Civil LawRIGHT OF PREEMPTION ARISING FROM THE CONTRACT

Pre-Release Right in Real Estate

The right of foreman is an innovating right that gives the owner the right to buy the property with his unilateral declaration if the real estate owner sells the property to a third party.

As this definition shows, the right of pre-release is a conditional right that can be used if the immovable owner wants to sell the property to a third party.

The pre-contractual right is a conditional right of purchase. This agreement between the immovable owner and the owner of the pre-ownership agreement has consequences between the parties. However, if the contract is destiated in the title deed register, the right to foresee can also be asserted against the third party who purchased the property.

The legal basis for the right of pre-preeming arising from the convention is article 735 of the Turkish Civil Code.

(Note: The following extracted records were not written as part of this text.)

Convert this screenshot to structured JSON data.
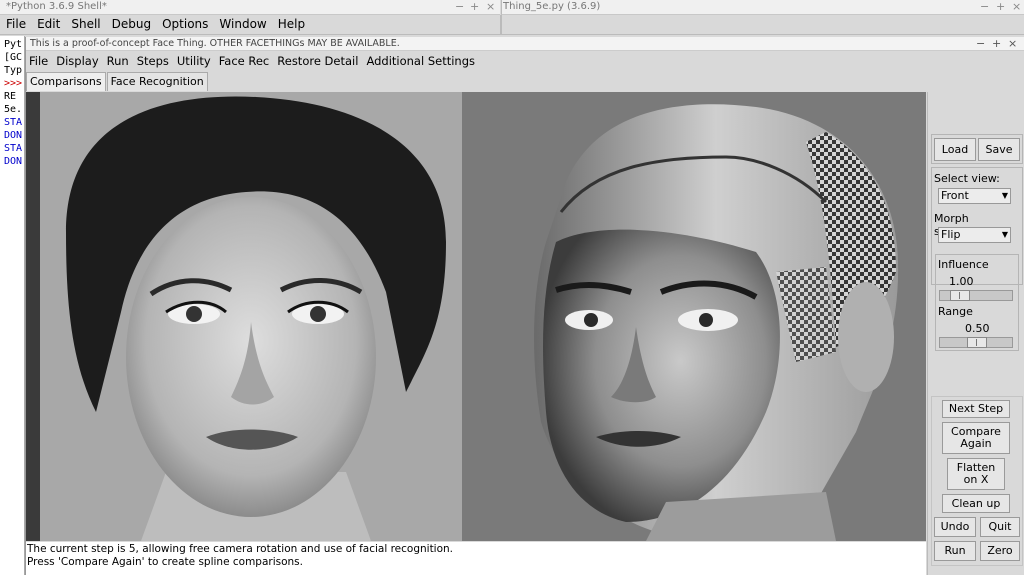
{
  "shell_window": {
    "title": "*Python 3.6.9 Shell*",
    "menu": [
      "File",
      "Edit",
      "Shell",
      "Debug",
      "Options",
      "Window",
      "Help"
    ],
    "lines": [
      "Pyt",
      "[GC",
      "Typ",
      ">>>",
      " RE",
      "5e.",
      "STA",
      "DON",
      "STA",
      "DON"
    ]
  },
  "editor_window": {
    "title": "Thing_5e.py (3.6.9)"
  },
  "app": {
    "title": "This is a proof-of-concept Face Thing.  OTHER FACETHINGs MAY BE AVAILABLE.",
    "menu": [
      "File",
      "Display",
      "Run",
      "Steps",
      "Utility",
      "Face Rec",
      "Restore Detail",
      "Additional Settings"
    ],
    "tabs": [
      "Comparisons",
      "Face Recognition"
    ],
    "status_lines": [
      "The current step is 5, allowing free camera rotation and use of facial recognition.",
      "Press 'Compare Again' to create spline comparisons."
    ]
  },
  "panel": {
    "load": "Load",
    "save": "Save",
    "select_view_label": "Select view:",
    "select_view_value": "Front",
    "morph_symmetry_label": "Morph symmetry:",
    "morph_symmetry_value": "Flip",
    "influence_label": "Influence",
    "influence_value": "1.00",
    "range_label": "Range",
    "range_value": "0.50",
    "next_step": "Next Step",
    "compare_again_1": "Compare",
    "compare_again_2": "Again",
    "flatten_1": "Flatten",
    "flatten_2": "on X",
    "clean_up": "Clean up",
    "undo": "Undo",
    "quit": "Quit",
    "run": "Run",
    "zero": "Zero"
  },
  "window_controls": {
    "minimize": "−",
    "maximize": "+",
    "close": "×"
  }
}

Is the regulation contained in the article. In order for the pre-release agreement to be valid, it is sufficient to have it done in writing. By written form, you mean the name of the written form. Because pre-release agreements often manifest themselves in the form of a record placed in leases, the legislator has facilitated this issue.

The right of pre-release can be established for a maximum of 10 years. The laws can also be deserized for the period of time regulated. In any case, the effect of the sherry ends ten years after the date of the sherry.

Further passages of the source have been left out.